Hepatotoxic reactions in children with severe tuberculosis treated with isoniazid-rifampin

The incidence and degree of liver injury was prospectively evaluated in 44 children, ages between 4 months and 14 years (mean age, 4.5 years) treated for tuberculosis with 15 to 20 mg isoniazid/kg/day and 15 mg rifampin/kg/day (INH-RIF). None of the patients had hepatic dysfunction before initiation of treatment. Elevation of the serum alanine aminotransferase (ALT) concentration (greater than 100 units) occurred in 36 patients (82%).
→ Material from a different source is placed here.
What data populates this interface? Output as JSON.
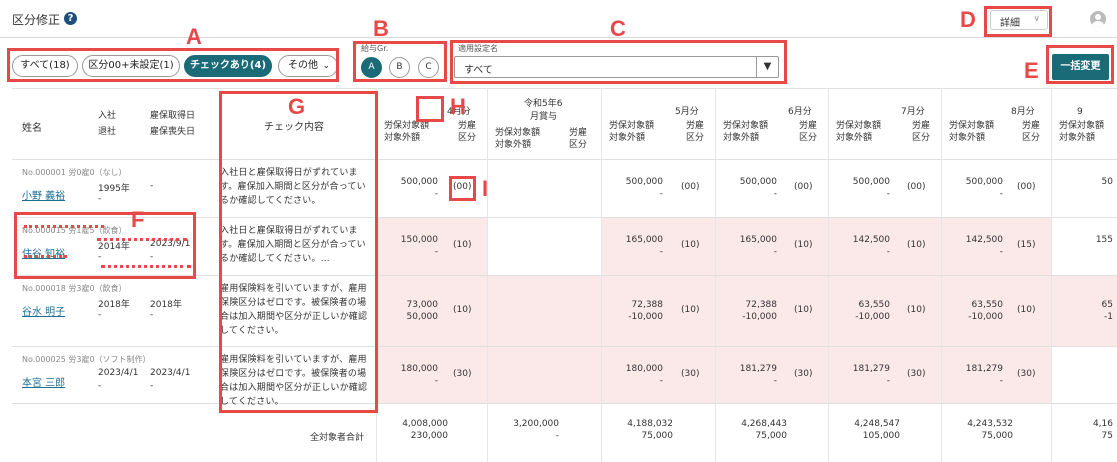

One patient with an increase in the ALT value had coincidental infection with hepatitis B. The incidence of hepatotoxicity did not correlate with the patients' age or sex. Fifteen of the 36 patients developed clinical hepatitis with jaundice. In 7 patients liver enlargement and prolongation of the prothrombin time were also observed. In all but one patient liver dysfunction was recognized 6 to 30 days (mean, 14 days) after start of treatment. Biochemical signs of hepatic injury in the 35 surviving patients regressed completely without alteration of the INH-RIF regimen in 22 patients. These facts suggest the possibility that hepatocellular damage may be due to the effect of tubercle bacilli products liberated in the liver after their destruction by antituberculous drugs. However, the high rate of hepatotoxic reactions warns that the dose of 10 mg INH/kg/day should not be exceeded when that drug is combined with RIF.